Críticas AdoroCinema
3,5
Bom
O Abismo Prateado

Percalços da dor

por Francisco Russo

Quando você me deixou, meu bem,

Me disse para ser feliz e passar bem.

Quis morrer de ciúme, quase enlouqueci,

Mas depois, como era de costume, obedeci.

Quando você me quiser rever

Já vai me encontrar refeita, pode crer.

Olhos nos olhos

Quero ver o que você faz

Ao sentir que sem você eu passo bem demais

A canção “Olhos nos Olhos”, composta por Chico Buarque, é ao mesmo tempo dura e esperançosa. Dura pela situação apresentada, a do abandono repentino e a inevitável dor decorrente dele; esperançosa por mostrar que tamanha aflição será superada. Trata-se de um retrato da vida, no difícil período entre o término de um relacionamento e a superação dos traumas deixados por ele. Por ser um tema universal, “Olhos nos Olhos” é daquelas músicas que tocam por mexer com questões profundas. O Abismo Prateado, o filme baseado na canção, não apenas reconhece a essência deste conteúdo como busca reproduzi-lo em cena. De uma forma bem minimalista, com muita câmera no rosto, para acompanhar a trajetória da dentista Violeta, que um belo dia recebe, sem mais nem menos, o aviso do marido de que irá embora para sempre. Detalhe extra: deixado na secretária eletrônica do celular dela, forma mais impessoal impossível.

A partir de então tem início o desatino de Violeta. Após ver seu mundo ruir e sem saber o que fazer, ela simplesmente perambula pelo Rio de Janeiro em busca de uma solução, qualquer que seja. O que Violeta faz, na verdade, não importa. Importa o que ela sente, e é neste ponto que entra em cena a proposta do diretor Karim Aïnouz. Repleto de silêncios e closes, com algumas sequências tendendo para o lado sensorial, O Abismo Prateado é na verdade um olhar íntimo sobre aquele momento tão difícil da vida de Violeta. Assim como na canção, ela foi deixada. Da mesma forma, enlouqueceu. Diante de um turbilhão de emoções, precisa encontrar um meio de seguir em frente e se recompor.

Com um nítido interesse maior no lado emocional do que nos acontecimentos que envolvem sua personagem principal, o longa-metragem necessita que o espectador embarque na proposta para que seja, enfim, aceito e até mesmo compreendido. O Abismo Prateado não é um filme de grandes atos, o que pode pode até desagradar quem espera por uma história com início, meio e fim. Há várias lacunas propositalmente deixadas no ar, porque na verdade as respostas não são importantes. O filme é apenas um recorte daquele momento único, o do desespero, sem compromisso com passado ou futuro. Ele termina em si mesmo.
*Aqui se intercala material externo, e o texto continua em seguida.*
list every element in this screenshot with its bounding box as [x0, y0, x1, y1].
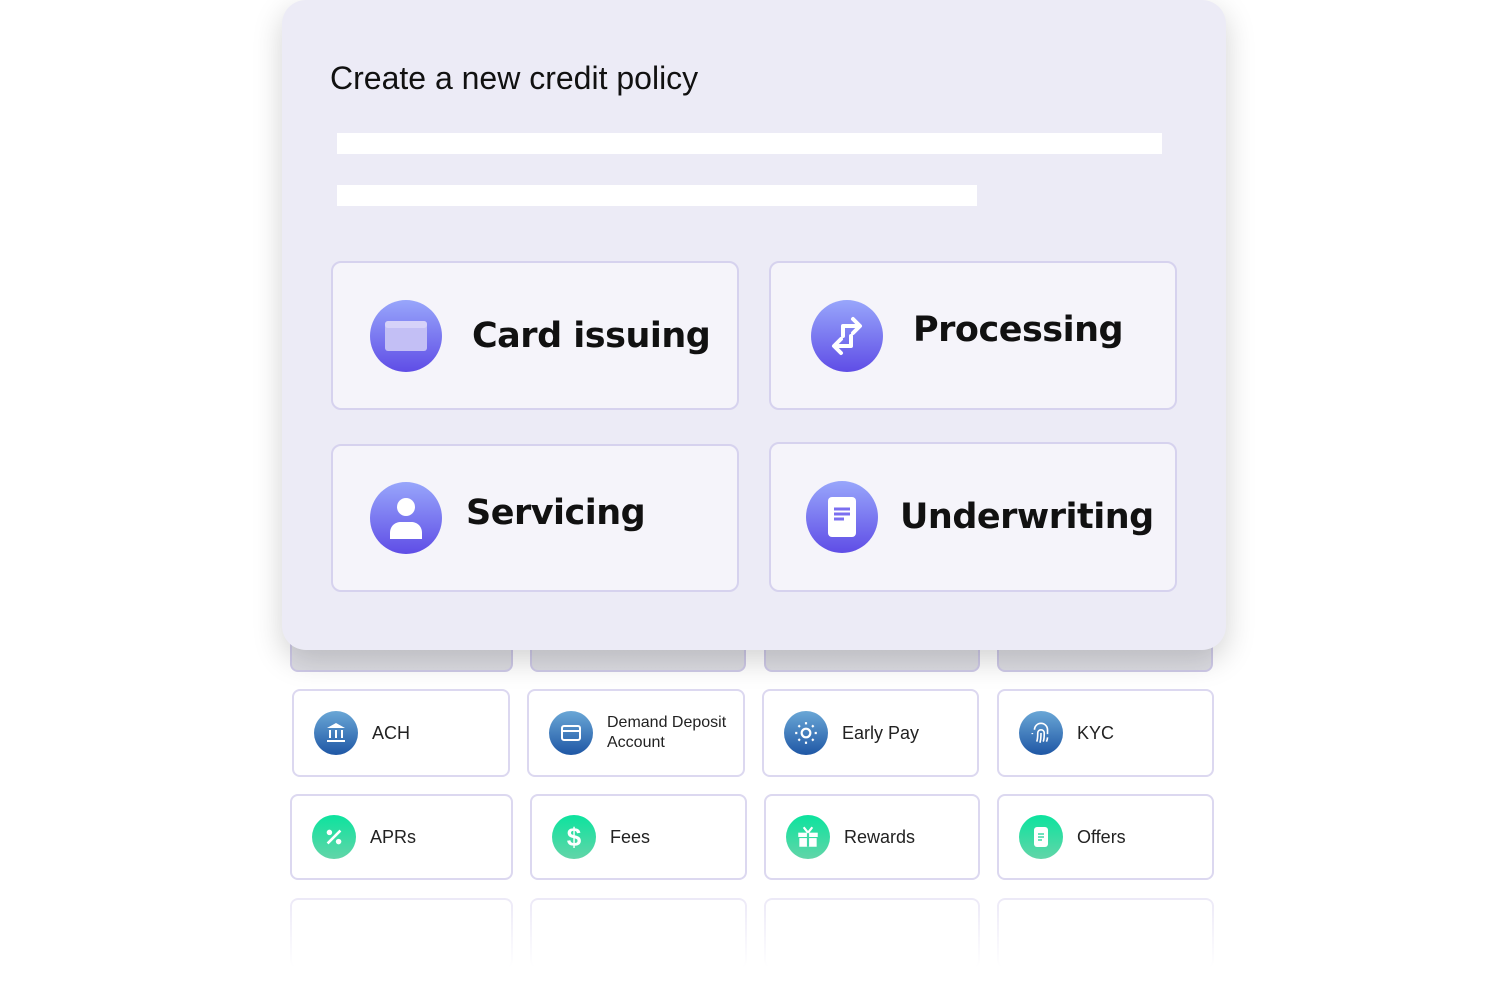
faded-card [290, 898, 513, 968]
sun-icon [784, 711, 828, 755]
category-label: Underwriting [900, 497, 1154, 537]
category-card-issuing[interactable]: Card issuing [331, 261, 739, 410]
feature-fees[interactable]: $ Fees [530, 794, 747, 880]
feature-label: Rewards [844, 827, 916, 847]
feature-label: Offers [1077, 827, 1126, 847]
feature-label: Fees [610, 827, 651, 847]
credit-card-icon [549, 711, 593, 755]
placeholder-line [337, 133, 1162, 154]
faded-card [997, 898, 1214, 968]
feature-label: Demand Deposit Account [607, 714, 727, 751]
exchange-arrows-icon [811, 299, 883, 372]
fingerprint-icon [1019, 711, 1063, 755]
feature-aprs[interactable]: APRs [290, 794, 513, 880]
category-label: Processing [913, 309, 1124, 350]
bank-icon [314, 711, 358, 755]
dollar-icon: $ [552, 815, 596, 859]
feature-offers[interactable]: Offers [997, 794, 1214, 880]
feature-kyc[interactable]: KYC [997, 689, 1214, 777]
feature-ach[interactable]: ACH [292, 689, 510, 777]
feature-label: Early Pay [842, 723, 920, 743]
category-processing[interactable]: Processing [769, 261, 1177, 410]
user-icon [370, 482, 442, 554]
feature-rewards[interactable]: Rewards [764, 794, 980, 880]
placeholder-line [337, 185, 977, 206]
feature-early-pay[interactable]: Early Pay [762, 689, 979, 777]
category-label: Card issuing [472, 315, 711, 356]
gift-icon [786, 815, 830, 859]
category-servicing[interactable]: Servicing [331, 444, 739, 592]
feature-demand-deposit-account[interactable]: Demand Deposit Account [527, 689, 745, 777]
feature-label: ACH [372, 723, 411, 743]
feature-label: KYC [1077, 723, 1115, 743]
credit-card-icon [370, 299, 442, 372]
document-icon [1019, 815, 1063, 859]
page-title: Create a new credit policy [330, 60, 699, 96]
category-underwriting[interactable]: Underwriting [769, 442, 1177, 592]
category-label: Servicing [466, 493, 646, 533]
percent-icon [312, 815, 356, 859]
faded-card [764, 898, 980, 968]
document-icon [806, 481, 878, 553]
feature-label: APRs [370, 827, 417, 847]
faded-card [530, 898, 747, 968]
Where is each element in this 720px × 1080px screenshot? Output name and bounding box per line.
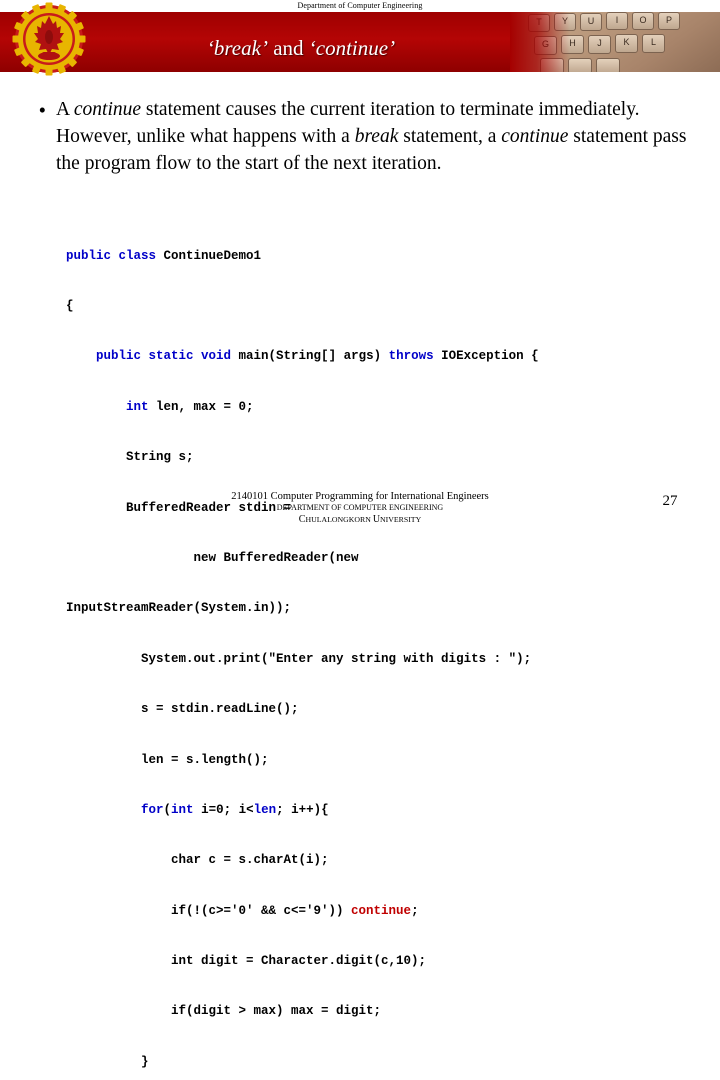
code-line: int len, max = 0;	[126, 399, 254, 414]
bullet-seg-6: continue	[501, 126, 569, 147]
code-line: if(digit > max) max = digit;	[66, 1004, 382, 1019]
bullet-list: • A continue statement causes the curren…	[30, 96, 690, 177]
keyboard-fade-overlay	[510, 12, 570, 72]
keyboard-key-i: I	[606, 12, 628, 30]
footer-university-hulalongkorn: HULALONGKORN	[305, 515, 373, 524]
code-line: InputStreamReader(System.in));	[66, 601, 292, 616]
slide-title: ‘break’ and ‘continue’	[86, 36, 516, 61]
footer-department: DEPARTMENT OF COMPUTER ENGINEERING	[276, 503, 444, 512]
list-item: • A continue statement causes the curren…	[30, 96, 690, 177]
bullet-seg-4: break	[354, 126, 399, 147]
code-line: {	[66, 298, 74, 313]
slide-title-and: and	[267, 36, 309, 60]
code-line: if(!(c>='0' && c<='9')) continue;	[66, 903, 419, 918]
keyboard-key-o: O	[632, 12, 654, 30]
keyboard-photo: T Y U I O P G H J K L	[510, 12, 720, 72]
code-line: int digit = Character.digit(c,10);	[66, 954, 427, 969]
bullet-seg-1: A	[56, 99, 74, 120]
keyboard-key-n	[568, 58, 592, 72]
bullet-seg-2: continue	[73, 99, 142, 120]
code-block: public class ContinueDemo1 { public stat…	[66, 214, 706, 1080]
code-line: public static void main(String[] args) t…	[96, 349, 539, 364]
department-title: Department of Computer Engineering	[297, 1, 423, 10]
slide-header: T Y U I O P G H J K L	[0, 0, 720, 84]
keyboard-key-k: K	[615, 34, 638, 53]
code-line: System.out.print("Enter any string with …	[66, 651, 532, 666]
chula-gear-emblem-icon	[12, 2, 86, 76]
footer-university-niversity: NIVERSITY	[380, 515, 422, 524]
code-line: String s;	[66, 450, 194, 465]
chula-emblem-logo	[12, 2, 86, 80]
keyboard-key-l: L	[642, 34, 665, 53]
keyboard-key-j: J	[588, 35, 611, 54]
footer-university: CHULALONGKORN UNIVERSITY	[0, 514, 720, 525]
keyboard-key-u: U	[580, 13, 602, 31]
footer-university-u: U	[372, 514, 381, 525]
bullet-text: A continue statement causes the current …	[56, 96, 690, 177]
footer-course-title: 2140101 Computer Programming for Interna…	[231, 491, 489, 502]
bullet-seg-5: statement, a	[398, 126, 502, 147]
slide-title-continue: ‘continue’	[308, 36, 396, 60]
header-bottom-margin	[0, 72, 720, 84]
keyboard-key-p: P	[658, 12, 680, 30]
code-line: s = stdin.readLine();	[66, 702, 299, 717]
code-line: len = s.length();	[66, 752, 269, 767]
code-line: for(int i=0; i<len; i++){	[141, 802, 329, 817]
slide-title-break: ‘break’	[206, 36, 268, 60]
keyboard-key-m	[596, 58, 620, 72]
page-number: 27	[662, 493, 678, 509]
code-line: char c = s.charAt(i);	[66, 853, 329, 868]
code-line: new BufferedReader(new	[66, 550, 359, 565]
code-line: public class ContinueDemo1	[66, 248, 262, 263]
code-line: }	[66, 1054, 149, 1069]
bullet-marker: •	[38, 98, 46, 122]
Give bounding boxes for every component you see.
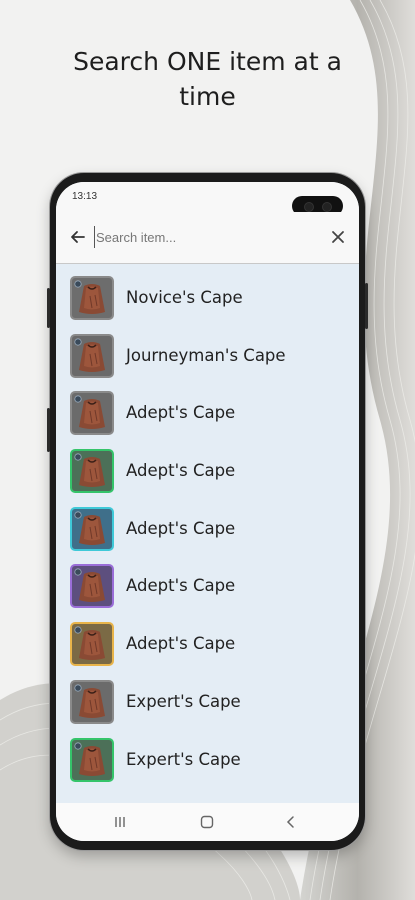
headline-line-2: time — [179, 82, 236, 111]
cape-icon — [70, 391, 114, 436]
list-item-label: Adept's Cape — [126, 576, 236, 596]
list-item[interactable]: Expert's Cape — [56, 668, 359, 726]
back-arrow-icon[interactable] — [68, 227, 88, 247]
power-button — [365, 283, 368, 329]
search-bar — [56, 212, 359, 264]
nav-back-icon[interactable] — [282, 813, 300, 831]
list-item-label: Adept's Cape — [126, 461, 236, 481]
app-screen: 13:13 Novice's Cape Journeyman's Cape Adep… — [56, 182, 359, 841]
list-item[interactable]: Adept's Cape — [56, 610, 359, 668]
list-item-label: Adept's Cape — [126, 518, 236, 538]
list-item-label: Adept's Cape — [126, 403, 236, 423]
cape-icon — [70, 333, 114, 378]
cape-icon — [70, 622, 114, 667]
recent-apps-icon[interactable] — [111, 813, 129, 831]
headline-line-1: Search ONE item at a — [73, 47, 342, 76]
list-item[interactable]: Novice's Cape — [56, 264, 359, 322]
phone-frame: 13:13 Novice's Cape Journeyman's Cape Adep… — [47, 173, 368, 850]
home-icon[interactable] — [198, 813, 216, 831]
close-icon[interactable] — [329, 228, 347, 246]
list-item[interactable]: Adept's Cape — [56, 379, 359, 437]
status-bar: 13:13 — [56, 182, 359, 216]
navigation-bar — [56, 803, 359, 841]
headline: Search ONE item at a time — [0, 44, 415, 114]
list-item[interactable]: Journeyman's Cape — [56, 322, 359, 380]
cape-icon — [70, 737, 114, 782]
volume-button — [47, 288, 50, 328]
list-item-label: Expert's Cape — [126, 749, 241, 769]
list-item[interactable]: Expert's Cape — [56, 726, 359, 784]
cape-icon — [70, 506, 114, 551]
cape-icon — [70, 449, 114, 494]
list-item[interactable]: Adept's Cape — [56, 437, 359, 495]
list-item-label: Expert's Cape — [126, 691, 241, 711]
list-item-label: Journeyman's Cape — [126, 345, 286, 365]
list-item-label: Novice's Cape — [126, 288, 243, 307]
cape-icon — [70, 564, 114, 609]
status-time: 13:13 — [72, 191, 98, 202]
cape-icon — [70, 276, 114, 320]
list-item-label: Adept's Cape — [126, 634, 236, 654]
list-item[interactable]: Adept's Cape — [56, 552, 359, 610]
search-input[interactable] — [94, 226, 314, 248]
bixby-button — [47, 408, 50, 452]
list-item[interactable]: Adept's Cape — [56, 495, 359, 553]
cape-icon — [70, 679, 114, 724]
item-list: Novice's Cape Journeyman's Cape Adept's Ca… — [56, 264, 359, 783]
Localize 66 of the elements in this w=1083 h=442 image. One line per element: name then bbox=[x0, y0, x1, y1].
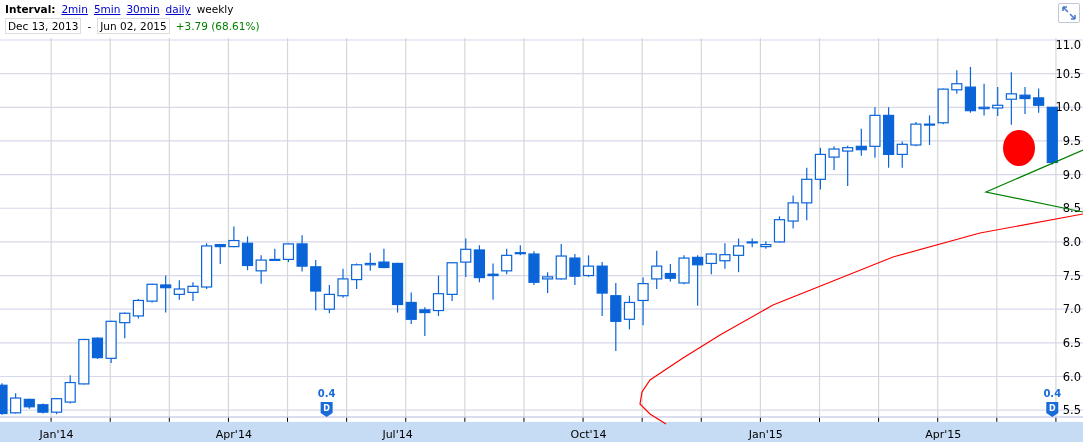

Diante de tal proposta, é de se elogiar o desempenho de Alessandra Negrini. Bastante exposta, nem tanto fisicamente mas especialmente pelo lado emocional, ela segura com garra esta personagem que passa por uma transformação radical em questão de momentos. É visível sua dor, mesmo quando tenta controlá-la para demonstrar uma certa sobriedade. Trata-se de um trabalho corajoso pela entrega ao papel, ainda mais pelo fato de que o filme mal tem personagens coadjuvantes que a amparem. Um ou outro surge aqui e ali, mas permanecem em cena por pouco tempo e servindo de escada para o estado emocional momentâneo de Violeta.

O Abismo Prateado não é o melhor filme dirigido por Karim Aïnouz, mas é um trabalho que merece ser observado com atenção pela proposta minimalista que o envolve. Mesmo que para tanto seja necessário perdoar a trágica versão da música cantada por Thiago Martins, intencionalmente desafinada. Bom filme.